La Fleur du Mal fait le choix de ne pas représenter le souvenir par le biais des images. Au contraire, puisque l’image est ce qui permet de représenter le présent. Le passé est évoqué grâce au son, permettant aux deux couches temporelles de se superposer et d’interagir. Les plans rapprochés sur le visage nostalgique et pensif de Tante Line, aux sourires en coin terriblement nostalgiques, se confrontent avec des voix, des bruits qui nous transportent dans sa mémoire. Ces deux couches nous permettent de ressentir avec elle toute la nostalgie et l’amertume qui la submerge à l’instant où, au-delà de juste se souvenir, elle revit ces moments qui lui sont chers et ceux qui l’ont traumatisée. Au moment où son neveu et sa nièce vont dans la maison où elle a vécu, ces souvenirs se font plus présents. Elle convoque la mémoire de cette maison où les souvenirs sont encore contenus comme des fantômes qui continuent de l’habiter. Ils continuent d’exister d’une autre manière. Le film fait donc le choix de créer des couches entre l’image et le son, afin d’évoquer un passé qui continue d’être présent.

Au contraire, Sonate d’Automne choisit de représenter le souvenir en image, en superposant les voix des personnages qui viennent les expliquer dans le présent. Cependant, ces souvenirs ne sont pas des flash-backs en tant que tels ; nous n’avons pas accès à ce qui est réellement passé mais plutôt à l’image mentale que s’en font les personnages. La mise en scène est par conséquent artificielle, les lumières semblent factices et exagérées. Les plans sont fixes, assez éloignés des personnages qui y sont montrés comme sur une scène de théâtre. Eva se représente ainsi ses souvenirs, qui n’ont pas vocation à être exacts : ils représentent son ressenti et la manière dont elle envisage son passé. Ces scènes semblent paradoxalement impersonnelles. Par exemple, les souvenirs d’Eva sont souvent vus d’une autre pièce dont la porte est ouverte ou des objets se trouvent au premier plan, la reléguant inexorablement au second plan, tout comme elle l’est dans la relation avec sa mère. On voit notamment Eva enfant se regardant dans un miroir, un lit et un piano occupant l’image, en même temps que cette dernière explique en voix-off la solitude qu’elle ressentait à ce moment-là. Eva fait appel à cette image, qu’elle conçoit avec son regard actuel afin d’éclairer sa situation et ses sentiments : le miroir forme un cadre qui accentue son isolement. Le passé est donc présenté à la lumière du présent. Ces souvenirs expliquent la mélancolie des deux femmes, qui s’égarent dans ces images.

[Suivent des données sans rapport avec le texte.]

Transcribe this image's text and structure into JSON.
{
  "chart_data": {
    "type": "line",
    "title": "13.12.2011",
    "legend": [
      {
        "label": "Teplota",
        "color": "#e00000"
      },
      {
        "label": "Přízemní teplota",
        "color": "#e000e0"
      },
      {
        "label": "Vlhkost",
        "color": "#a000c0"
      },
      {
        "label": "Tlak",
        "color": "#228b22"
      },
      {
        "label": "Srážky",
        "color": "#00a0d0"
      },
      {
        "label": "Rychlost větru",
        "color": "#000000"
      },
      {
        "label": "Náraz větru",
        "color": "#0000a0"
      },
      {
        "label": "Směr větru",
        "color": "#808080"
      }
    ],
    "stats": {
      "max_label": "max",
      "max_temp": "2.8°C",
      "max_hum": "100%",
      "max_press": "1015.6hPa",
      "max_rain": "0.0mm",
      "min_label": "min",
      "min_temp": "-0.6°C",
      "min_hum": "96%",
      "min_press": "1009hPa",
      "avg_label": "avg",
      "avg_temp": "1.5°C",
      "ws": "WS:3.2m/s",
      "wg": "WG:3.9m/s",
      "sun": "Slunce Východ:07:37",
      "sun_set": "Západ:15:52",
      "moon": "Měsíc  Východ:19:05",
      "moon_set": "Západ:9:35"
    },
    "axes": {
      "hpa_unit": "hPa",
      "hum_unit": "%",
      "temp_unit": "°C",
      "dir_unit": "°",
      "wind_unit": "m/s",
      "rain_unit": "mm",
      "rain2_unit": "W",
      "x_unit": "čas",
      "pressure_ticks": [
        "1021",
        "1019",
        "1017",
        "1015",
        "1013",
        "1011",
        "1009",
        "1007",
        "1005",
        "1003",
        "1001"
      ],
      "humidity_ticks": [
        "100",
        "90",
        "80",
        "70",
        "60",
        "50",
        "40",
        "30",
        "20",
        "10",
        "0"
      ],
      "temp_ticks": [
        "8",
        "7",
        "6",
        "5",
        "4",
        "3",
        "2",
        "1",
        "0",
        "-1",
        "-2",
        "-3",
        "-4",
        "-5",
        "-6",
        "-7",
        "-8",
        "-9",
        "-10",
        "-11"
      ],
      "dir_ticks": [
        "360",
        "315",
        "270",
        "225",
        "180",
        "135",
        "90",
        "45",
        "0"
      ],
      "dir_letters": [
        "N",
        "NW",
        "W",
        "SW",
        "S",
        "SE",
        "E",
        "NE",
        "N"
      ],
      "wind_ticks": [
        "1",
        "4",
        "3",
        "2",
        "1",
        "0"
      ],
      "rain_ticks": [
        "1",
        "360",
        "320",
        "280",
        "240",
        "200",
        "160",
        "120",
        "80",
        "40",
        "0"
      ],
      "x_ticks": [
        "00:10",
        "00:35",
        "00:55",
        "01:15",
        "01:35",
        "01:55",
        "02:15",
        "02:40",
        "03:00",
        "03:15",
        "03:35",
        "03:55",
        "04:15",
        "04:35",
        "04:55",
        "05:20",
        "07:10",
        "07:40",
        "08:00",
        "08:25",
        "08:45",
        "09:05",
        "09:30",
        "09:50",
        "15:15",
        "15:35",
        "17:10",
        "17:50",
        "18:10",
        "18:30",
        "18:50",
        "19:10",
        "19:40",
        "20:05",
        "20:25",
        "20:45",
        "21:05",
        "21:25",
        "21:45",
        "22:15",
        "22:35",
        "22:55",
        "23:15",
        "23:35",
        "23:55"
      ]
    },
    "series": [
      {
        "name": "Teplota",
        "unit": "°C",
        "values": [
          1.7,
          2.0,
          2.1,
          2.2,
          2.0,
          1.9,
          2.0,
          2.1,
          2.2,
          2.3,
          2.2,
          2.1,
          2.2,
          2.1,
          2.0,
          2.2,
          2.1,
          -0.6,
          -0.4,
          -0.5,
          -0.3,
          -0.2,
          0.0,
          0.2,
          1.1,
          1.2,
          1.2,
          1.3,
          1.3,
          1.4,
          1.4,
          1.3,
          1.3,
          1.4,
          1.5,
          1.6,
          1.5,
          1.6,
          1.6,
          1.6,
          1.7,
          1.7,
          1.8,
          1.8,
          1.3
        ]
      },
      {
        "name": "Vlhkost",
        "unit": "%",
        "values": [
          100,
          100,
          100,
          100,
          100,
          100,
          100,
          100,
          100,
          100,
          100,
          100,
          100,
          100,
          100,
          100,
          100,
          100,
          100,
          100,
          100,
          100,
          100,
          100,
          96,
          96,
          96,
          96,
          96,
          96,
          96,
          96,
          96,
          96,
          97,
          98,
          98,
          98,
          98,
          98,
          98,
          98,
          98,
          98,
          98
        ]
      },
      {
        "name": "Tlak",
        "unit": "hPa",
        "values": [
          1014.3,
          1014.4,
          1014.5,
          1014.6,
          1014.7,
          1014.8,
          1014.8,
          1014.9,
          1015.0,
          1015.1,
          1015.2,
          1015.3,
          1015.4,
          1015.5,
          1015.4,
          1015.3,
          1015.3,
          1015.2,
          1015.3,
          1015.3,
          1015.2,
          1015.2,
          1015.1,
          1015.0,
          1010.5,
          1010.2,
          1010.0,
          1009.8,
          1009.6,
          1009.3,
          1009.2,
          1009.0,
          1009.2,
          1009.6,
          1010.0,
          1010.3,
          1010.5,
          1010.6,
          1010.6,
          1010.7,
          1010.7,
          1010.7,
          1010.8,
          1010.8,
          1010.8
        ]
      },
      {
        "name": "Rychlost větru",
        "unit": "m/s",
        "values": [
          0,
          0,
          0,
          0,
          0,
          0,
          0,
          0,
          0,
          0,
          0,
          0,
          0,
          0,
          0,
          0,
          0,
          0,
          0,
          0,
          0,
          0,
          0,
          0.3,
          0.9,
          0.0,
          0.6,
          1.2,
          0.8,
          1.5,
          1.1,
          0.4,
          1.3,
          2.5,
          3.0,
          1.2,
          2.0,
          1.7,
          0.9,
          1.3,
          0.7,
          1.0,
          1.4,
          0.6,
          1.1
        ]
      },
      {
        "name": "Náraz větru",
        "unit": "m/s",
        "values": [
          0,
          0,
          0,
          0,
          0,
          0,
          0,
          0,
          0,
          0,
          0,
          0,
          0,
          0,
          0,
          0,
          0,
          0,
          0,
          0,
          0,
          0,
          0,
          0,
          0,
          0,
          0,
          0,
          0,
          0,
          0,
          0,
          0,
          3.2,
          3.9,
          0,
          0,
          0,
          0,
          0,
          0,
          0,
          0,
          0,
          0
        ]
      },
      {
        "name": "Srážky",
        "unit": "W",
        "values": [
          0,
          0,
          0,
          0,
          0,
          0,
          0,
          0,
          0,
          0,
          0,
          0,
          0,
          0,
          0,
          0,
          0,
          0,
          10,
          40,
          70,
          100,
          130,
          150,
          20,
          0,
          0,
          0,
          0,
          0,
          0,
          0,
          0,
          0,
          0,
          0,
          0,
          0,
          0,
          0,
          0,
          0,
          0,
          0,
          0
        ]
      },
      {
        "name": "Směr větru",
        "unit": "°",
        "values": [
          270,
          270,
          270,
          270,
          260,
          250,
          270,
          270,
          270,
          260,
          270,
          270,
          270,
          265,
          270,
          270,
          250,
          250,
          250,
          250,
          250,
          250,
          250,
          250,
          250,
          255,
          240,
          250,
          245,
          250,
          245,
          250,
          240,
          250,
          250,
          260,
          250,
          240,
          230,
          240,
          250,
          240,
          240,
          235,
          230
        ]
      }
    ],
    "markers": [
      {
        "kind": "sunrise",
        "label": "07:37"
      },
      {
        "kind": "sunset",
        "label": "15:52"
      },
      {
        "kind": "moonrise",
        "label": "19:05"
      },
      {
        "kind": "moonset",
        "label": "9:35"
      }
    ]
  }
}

©Sonate d’Automne, Ingmar Bergman, 1978

Que ce soit l’image ou le son qui figurent le passé ou le présent, les deux temps cohabitent dans le récit. L’évocation de ces souvenirs, encore douloureux avec regret, souffrance et rancœur, nous permettent de comprendre ces personnages qui errent sans cesse dans leur passé. Eva et Tante Line, lorsqu’elles font appel à cette mémoire dans une discussion avec respectivement leur mère et leur nièce, se laissent à nouveau submerger par ce qu’elles n’arrivent pas à accepter. La focale utilisée dans Sonate d’Automne permet de voir simultanément les visages de la mère et de la fille qui confrontent leurs ressentis. Ces conversations sont mises en scène grâce à des plans rapprochés sur les visages, permettant de mieux comprendre l’intimité des personnages. Tante Line condense cette perception du temps grâce à une formule qui semble terriblement nostalgique et poétique :« Le temps n’existe pas tu verras. C’est un présentperpétuel ».